After two sunsets, she stood before the indomitable mountain. The grand old man had seen eons pass. The cycle of life and death were as true as the sun that warmed him in the day and the icy moon of the night. This little child was different though, he thought. Even though her body was frail, her heart was stronger than most.
She trudged up slow and deliberate, her head bent to penetrate through the freezing winds and gale. Her bones frozen, her throat parched. And yet, the life force coarsed through her as if to make an exception for some reason. After thirty sunsets, she finally reached the top, her tired eyes searched for the horotuku moss. It was nowhere to be seen. Despair swallowed her. “Alas, it was just a figment of my imagination!” she screamed wordlessly. Amina collapsed upon the rocks and wept, her sobbing turning into uninhibited wailing. The cries loosened an avalanche. When the earth settled again, the rocks lay shifted, and before her spread a fresh wall of luminous green – the Hortuku moss.
She bowed to the old mountain in gratitude, gathered what she could, and began her descent.
When she returned to the village, bedraggled and hollow-eyed, the stares and whispers no longer mattered. She rushed to her sister’s home, only to find Kesia burning with fever. Sipho sat at her side, cloth in hand, fear in his eyes. For the first time in his life, Sipho felt utterly powerless.

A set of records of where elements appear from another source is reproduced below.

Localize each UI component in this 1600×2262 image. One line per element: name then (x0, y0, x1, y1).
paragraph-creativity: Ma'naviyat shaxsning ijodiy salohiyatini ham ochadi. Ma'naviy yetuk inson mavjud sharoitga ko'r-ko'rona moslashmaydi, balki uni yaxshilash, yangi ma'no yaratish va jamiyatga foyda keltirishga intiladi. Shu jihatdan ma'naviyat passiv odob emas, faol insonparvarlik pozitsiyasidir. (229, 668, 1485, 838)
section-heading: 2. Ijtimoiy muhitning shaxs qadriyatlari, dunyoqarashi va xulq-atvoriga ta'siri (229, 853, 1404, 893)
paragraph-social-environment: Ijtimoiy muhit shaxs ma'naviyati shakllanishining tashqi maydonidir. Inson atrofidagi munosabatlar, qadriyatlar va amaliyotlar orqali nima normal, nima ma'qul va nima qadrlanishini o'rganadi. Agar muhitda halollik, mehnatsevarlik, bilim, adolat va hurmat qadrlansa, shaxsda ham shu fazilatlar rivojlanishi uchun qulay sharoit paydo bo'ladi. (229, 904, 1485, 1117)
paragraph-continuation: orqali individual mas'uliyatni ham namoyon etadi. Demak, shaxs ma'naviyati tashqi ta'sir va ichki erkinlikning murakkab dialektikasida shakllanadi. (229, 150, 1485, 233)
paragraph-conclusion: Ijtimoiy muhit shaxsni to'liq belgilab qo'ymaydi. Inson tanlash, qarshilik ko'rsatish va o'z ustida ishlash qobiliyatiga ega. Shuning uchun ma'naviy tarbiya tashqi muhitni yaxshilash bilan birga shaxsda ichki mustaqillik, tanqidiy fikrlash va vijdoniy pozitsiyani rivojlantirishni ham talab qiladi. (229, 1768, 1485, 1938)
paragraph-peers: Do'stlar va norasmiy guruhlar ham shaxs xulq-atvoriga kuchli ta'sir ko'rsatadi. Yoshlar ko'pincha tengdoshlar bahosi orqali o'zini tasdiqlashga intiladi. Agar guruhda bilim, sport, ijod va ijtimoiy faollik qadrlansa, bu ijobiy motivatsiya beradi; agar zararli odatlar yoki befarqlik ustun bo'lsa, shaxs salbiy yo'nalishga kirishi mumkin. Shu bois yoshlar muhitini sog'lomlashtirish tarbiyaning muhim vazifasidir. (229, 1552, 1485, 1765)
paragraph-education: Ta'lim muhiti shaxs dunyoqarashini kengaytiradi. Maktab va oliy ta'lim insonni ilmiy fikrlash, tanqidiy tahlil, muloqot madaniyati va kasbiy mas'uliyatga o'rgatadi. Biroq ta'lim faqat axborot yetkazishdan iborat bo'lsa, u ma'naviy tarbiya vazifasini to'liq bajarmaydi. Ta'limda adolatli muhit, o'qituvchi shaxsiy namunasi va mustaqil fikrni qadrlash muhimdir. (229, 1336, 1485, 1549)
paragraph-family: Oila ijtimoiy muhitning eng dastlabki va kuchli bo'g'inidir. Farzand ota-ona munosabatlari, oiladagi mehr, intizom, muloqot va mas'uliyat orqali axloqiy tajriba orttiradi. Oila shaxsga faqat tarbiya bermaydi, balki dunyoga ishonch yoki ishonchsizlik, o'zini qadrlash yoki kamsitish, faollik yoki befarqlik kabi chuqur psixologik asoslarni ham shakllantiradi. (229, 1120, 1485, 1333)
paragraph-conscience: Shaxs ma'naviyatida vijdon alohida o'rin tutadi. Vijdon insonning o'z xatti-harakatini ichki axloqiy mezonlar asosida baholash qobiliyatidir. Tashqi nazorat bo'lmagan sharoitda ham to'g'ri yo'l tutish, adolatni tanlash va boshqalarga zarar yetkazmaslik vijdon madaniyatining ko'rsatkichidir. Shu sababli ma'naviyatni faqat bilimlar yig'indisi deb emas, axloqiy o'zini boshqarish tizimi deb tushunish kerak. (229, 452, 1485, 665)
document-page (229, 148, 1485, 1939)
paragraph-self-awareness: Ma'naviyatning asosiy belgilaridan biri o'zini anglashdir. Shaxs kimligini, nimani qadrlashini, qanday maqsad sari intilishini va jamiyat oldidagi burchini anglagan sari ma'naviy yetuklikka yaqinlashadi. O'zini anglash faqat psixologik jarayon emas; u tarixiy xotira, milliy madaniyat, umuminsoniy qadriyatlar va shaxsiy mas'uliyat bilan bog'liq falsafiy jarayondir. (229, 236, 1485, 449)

He let Amina do as she wished, knowing that it was a matter of time before his wife would be taken from him.
Amina fed her sister the sour tasting paste of moss. Through the long night, Sipho watched, helpless, waiting for the end. Eventually, he fell asleep with exhaustion He awoke at dawn, hearing the sisters whispering softly to each other. Relief surged through him. He embraced Kesia, tears streaming down his face, and then bowed before Amina.
She had shown him another kind of courage – one that rose not from sword or muscle, but from spirit and heart.
The villagers honoured her with an Ichafu, a cloth of reverence. They came to her to learn – not how to wield weapons, but how to listen. To the winds. To the earth. To the voices hidden in silence.
Leadership Lesson:
Organizations today stand at the edge of vast unknowns. Artificial intelligence and new technologies sweep across our world like gales. Agility alone will not suffice. What is needed is speed – supersonic speed – and clarity of direction.
But where does that direction come from? Past data no longer holds the map; the world-scape changes too quickly. Leaders must learn, as Amina did, to sense the whispers beneath the noise. To pair analytics with intuition. To listen as much to their own hearts as to the numbers.
The new warriors of our age are those who dare to walk uncharted paths – who sign up for one way journeys to Mars, who build engines that run on water, who design floating cities, who allow chops to be embedded in their brain. There is no precedent for what they create. Only the courage to listen, the daring to trust, and the faith to walk where no one has walked before.